Don’t be afraid to be human. Showing some vulnerability will help build empathy. It’s okay for people to say they’re not feeling great or for managers to admit they don’t have all the answers.

Challenge

Inefficient workflows lead to delays resolving customer issues.

Strategy

Consider how technology can help, such as call routing, CRM integrations, and using a single interface to access many functions.

Challenge

Problems getting cooperation from other parts of the organisation.

Strategy

Hold other departments accountable. Nurture relationships with peers elsewhere in the organisation, to promote a culture of collaboration and information-sharing.

Challenge

Outdated systems overdue for upgrade.

Strategy

Capitalise on the opportunity.
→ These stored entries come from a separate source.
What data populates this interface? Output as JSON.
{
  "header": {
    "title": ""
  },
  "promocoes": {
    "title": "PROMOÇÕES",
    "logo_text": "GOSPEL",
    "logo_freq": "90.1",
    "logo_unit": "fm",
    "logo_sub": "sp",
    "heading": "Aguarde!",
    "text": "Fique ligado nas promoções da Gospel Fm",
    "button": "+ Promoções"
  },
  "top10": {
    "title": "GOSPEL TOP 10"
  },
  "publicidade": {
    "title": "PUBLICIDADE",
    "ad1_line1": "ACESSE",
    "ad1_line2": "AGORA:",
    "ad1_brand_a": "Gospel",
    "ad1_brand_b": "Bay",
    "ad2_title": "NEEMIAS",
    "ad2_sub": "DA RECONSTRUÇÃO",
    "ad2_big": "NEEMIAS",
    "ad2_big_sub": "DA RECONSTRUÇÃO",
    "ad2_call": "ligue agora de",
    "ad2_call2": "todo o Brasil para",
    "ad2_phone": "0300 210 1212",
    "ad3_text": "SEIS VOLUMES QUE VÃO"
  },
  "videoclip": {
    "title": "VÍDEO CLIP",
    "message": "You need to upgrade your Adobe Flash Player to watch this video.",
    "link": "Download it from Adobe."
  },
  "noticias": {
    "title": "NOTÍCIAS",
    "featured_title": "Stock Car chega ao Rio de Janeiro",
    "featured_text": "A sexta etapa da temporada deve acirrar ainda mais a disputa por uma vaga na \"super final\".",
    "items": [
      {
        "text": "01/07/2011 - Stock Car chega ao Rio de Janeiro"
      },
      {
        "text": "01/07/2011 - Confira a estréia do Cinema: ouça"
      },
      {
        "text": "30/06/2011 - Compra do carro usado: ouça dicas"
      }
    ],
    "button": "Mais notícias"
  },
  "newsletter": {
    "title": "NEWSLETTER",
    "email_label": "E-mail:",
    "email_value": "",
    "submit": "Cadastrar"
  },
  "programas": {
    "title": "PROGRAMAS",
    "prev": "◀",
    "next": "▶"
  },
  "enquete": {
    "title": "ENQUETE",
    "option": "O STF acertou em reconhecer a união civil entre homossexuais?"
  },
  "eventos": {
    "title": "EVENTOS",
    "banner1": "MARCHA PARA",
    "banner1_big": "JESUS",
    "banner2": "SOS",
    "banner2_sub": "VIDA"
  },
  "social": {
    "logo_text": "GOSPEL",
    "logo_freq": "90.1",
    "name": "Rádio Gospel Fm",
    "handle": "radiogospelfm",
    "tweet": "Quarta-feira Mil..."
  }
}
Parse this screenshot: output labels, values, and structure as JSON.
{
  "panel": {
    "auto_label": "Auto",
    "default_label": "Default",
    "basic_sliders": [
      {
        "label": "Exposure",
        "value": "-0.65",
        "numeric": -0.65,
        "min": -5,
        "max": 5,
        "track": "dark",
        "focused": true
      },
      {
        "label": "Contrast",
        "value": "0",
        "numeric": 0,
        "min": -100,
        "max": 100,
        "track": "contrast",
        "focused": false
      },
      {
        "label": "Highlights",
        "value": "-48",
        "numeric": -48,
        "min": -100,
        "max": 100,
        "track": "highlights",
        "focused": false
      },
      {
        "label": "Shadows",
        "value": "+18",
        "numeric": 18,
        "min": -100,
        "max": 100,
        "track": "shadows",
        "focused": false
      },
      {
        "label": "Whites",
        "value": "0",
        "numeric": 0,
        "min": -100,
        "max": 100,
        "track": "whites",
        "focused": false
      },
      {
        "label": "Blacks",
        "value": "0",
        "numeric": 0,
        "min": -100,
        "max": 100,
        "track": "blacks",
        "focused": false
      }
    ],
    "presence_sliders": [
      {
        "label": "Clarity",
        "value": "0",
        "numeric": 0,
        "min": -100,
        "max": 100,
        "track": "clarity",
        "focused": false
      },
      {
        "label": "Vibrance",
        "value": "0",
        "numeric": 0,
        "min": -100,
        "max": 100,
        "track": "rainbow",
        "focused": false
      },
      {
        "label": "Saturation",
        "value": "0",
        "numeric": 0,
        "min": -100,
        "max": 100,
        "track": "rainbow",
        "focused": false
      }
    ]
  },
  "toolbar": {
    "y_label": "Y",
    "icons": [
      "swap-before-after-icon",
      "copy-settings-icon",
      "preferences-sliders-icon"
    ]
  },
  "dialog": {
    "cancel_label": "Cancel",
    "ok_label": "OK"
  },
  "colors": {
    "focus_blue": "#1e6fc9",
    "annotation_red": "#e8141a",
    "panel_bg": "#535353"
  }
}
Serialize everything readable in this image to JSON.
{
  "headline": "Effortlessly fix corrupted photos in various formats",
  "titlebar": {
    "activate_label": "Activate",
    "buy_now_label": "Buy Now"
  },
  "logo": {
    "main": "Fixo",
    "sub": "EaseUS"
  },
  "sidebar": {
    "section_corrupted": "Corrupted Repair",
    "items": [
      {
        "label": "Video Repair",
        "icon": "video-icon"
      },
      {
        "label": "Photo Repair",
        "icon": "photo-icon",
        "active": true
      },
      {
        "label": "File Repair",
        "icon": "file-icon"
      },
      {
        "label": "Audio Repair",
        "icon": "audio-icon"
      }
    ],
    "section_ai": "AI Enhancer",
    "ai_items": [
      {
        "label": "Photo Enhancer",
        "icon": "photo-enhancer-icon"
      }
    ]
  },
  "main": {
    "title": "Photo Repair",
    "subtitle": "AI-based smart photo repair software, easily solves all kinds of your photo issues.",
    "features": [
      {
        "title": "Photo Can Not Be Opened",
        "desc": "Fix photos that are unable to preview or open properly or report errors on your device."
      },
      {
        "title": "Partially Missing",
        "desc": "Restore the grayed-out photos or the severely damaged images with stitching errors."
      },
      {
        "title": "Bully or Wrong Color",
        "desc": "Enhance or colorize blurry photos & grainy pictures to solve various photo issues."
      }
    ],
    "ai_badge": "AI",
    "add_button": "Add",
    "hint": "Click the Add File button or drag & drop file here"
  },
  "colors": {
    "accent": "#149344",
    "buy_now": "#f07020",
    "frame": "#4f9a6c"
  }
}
Thanks to the pandemic, senior decision-makers have never been more cognisant of the need to future-proof.

Challenge

Leaders reticent to invest in technology.

Strategy

Build a case for the ROI of investment:

Include a clear focus on how the company will benefit financially.

Include details of your employee engagement programme or cloud migration initiative.

Frame your solution requirements around business need – is it intended to lower costs, improve CSAT or improve the experience for customers and employees? CFOs will want to know.

Make it difficult to delay the decision – try and explain why this must happen now.